Using 4000 posterior draws gave results broadly consistent with the parametric updates, while 400 draws was notably inferior in accuracy and efficiency. The choice of kernel bandwidth also has a notable impact. At present, it has to be chosen manually by comparing an anticipated normal distribution with a kernel density of draws from that normal distribution. Too small a bandwidth introduces noise (and sudden changes in prior density gradient may slow down Stan), while too large a bandwidth will inflate the variance. Stan's common stepsize for all parameters necessitates a model specification scaled in such a way that a common bandwidth is also likely to suffice.
It seems to me that there are three options for the kernel approach:
- for all draws, evaluate densities that are defined on the whole of the parameter space (for example, multivariate Gaussians); calculate the mean of these
- for only those draws that lie within a given distance of the current proposed parameter vector, evaluate densities that are defined within that distance, and that asymptotically reach zero at the boundaries (for example, transformed multivariate betas); add these and divide by the total number of draws in the prior, not just those that were evaluated (the others having had zero density)
- count prior draws within hypercubes of the parameter space, use either (1) or (2) above on the hypercube centroids; calculate a weighted average using the counts in each hypercube (note that the size of the grid has to adapt as the posterior is updated and shrinks)
(3) appears to be most efficient, but at anything more than a few parameters, the dimensionality of the parameter space will require too many hypercubes for it to be efficient compared to (1) or (2), although I have not explored sparse indexing to evaluate only the hypercubes of interest at each update.
Figure 3: Updating using Gaussian kernels on hypercube centroids, weighted by the count of draws in ten bins for each parameter. Bandwidth is proportionate to the median range of posterior draws in each dimension, at each update.
I ran this simulation 1000 times on four instances of R and RStan, using the same settings as above for the parametric, kernel and hypercube updating, with 4 chains in parallel, 5000 iterations per chain, discarding 4x2500 as warmup and sampling 4x1000 for kernels.
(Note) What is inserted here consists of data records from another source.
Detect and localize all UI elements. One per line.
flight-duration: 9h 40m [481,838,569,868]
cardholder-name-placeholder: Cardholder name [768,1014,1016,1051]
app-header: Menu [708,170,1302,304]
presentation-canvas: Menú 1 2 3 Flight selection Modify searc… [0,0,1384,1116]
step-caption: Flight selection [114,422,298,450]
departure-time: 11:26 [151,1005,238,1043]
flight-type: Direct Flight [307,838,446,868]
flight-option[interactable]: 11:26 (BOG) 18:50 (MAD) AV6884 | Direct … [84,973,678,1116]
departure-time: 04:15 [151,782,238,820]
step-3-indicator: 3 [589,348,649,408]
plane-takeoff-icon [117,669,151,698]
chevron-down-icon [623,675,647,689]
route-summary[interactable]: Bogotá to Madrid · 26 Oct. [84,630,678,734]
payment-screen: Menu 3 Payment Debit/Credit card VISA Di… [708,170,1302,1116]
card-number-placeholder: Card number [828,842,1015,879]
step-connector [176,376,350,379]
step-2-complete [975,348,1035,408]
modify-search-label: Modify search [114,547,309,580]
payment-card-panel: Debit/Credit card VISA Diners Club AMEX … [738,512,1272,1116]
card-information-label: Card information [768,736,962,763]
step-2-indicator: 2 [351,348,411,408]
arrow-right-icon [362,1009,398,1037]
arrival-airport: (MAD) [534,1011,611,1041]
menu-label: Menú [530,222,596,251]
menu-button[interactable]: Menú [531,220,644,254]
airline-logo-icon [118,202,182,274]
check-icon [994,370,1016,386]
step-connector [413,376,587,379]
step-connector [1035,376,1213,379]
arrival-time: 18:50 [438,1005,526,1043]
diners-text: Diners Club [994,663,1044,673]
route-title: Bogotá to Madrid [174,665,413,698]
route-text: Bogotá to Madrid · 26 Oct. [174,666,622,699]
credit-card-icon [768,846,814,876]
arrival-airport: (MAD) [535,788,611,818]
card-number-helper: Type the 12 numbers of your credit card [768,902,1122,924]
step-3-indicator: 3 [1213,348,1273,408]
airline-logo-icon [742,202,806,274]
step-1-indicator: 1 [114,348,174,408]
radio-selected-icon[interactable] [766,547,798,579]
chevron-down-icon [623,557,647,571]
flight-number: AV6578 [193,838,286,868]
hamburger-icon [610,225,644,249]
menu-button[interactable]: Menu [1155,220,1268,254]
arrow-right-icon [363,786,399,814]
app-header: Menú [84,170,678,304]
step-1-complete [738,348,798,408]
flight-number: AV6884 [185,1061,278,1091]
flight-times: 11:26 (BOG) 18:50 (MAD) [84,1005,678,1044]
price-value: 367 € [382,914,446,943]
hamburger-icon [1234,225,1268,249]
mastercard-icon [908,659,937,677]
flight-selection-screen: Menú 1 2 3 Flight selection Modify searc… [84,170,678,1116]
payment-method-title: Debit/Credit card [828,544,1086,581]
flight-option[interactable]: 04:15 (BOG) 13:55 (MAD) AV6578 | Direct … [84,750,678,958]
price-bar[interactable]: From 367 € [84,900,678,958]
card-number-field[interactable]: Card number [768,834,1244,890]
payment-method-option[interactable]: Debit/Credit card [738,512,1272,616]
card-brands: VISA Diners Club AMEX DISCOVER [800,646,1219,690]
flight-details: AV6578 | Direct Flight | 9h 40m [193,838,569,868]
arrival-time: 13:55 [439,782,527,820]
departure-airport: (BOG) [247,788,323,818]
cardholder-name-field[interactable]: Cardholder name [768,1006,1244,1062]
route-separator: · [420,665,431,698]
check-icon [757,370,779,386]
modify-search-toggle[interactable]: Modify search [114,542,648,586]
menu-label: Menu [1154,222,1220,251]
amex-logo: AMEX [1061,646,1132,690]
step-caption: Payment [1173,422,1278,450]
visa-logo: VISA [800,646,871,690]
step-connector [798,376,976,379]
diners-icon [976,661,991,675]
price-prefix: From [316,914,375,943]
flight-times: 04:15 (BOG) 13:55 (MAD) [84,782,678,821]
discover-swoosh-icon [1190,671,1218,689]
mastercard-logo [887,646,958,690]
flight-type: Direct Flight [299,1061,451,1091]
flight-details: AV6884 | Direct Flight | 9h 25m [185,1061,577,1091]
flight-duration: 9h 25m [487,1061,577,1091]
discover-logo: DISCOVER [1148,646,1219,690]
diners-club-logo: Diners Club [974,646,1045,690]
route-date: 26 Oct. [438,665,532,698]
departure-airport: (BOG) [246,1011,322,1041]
This ran on a 16-core Linux virtual machine (DigitalOcean). All code is available via bayescamp.com/research
Stan code can be found in the .R script files. non-para-kernel-updating.R runs one simulation, non-para-kernel-updating-sims.R does many, and was run in separate instances (with amended RNG seeds) in the cloud, before being recombined with recombine-simulations.R.
Kernel updating is a potentially useful trick when we need to scale up a serious Bayesian analysis to large datasets and run it regularly, as is often the case in commercial data science settings. It requires care when setting the bandwidth and size of the posterior sample. It does not seem to have been done before; the only similar work I found was by Clayton Deutsch at the University of Alberta (see the paper "Data Integration with Non-Parametric Bayesian Updating"), although he didn't directly use posterior draws.
As an aside, although I call this a kernel method after the established kernel density technique, in the code I have written, I evaluate proper probability densities for the prior, which is fast in Stan and makes the calculation simpler. In theory, you could use kernel functions and rescale them afterwards, but I don't see an advantage to it.
There are two interesting avenues to take this approach further. Firstly, a similar approach can be adopted with a Gibbs sampler. Users of BUGS and JAGS have long been familiar with the "ones trick" and the "zeros trick" to increase the log likelihood arbitrarily (and Section 9.5.2 of The BUGS Book applies this to prior distributions with a uniform proposal density). This might allow us to iterate between evaluating discrete parameters in BUGS/JAGS and highly correlated continuous parameters in Stan. Secondly, Bayesian neural networks might benefit from a method to pass strangely-distributed posterior predictions forward from one layer to the next (or backward).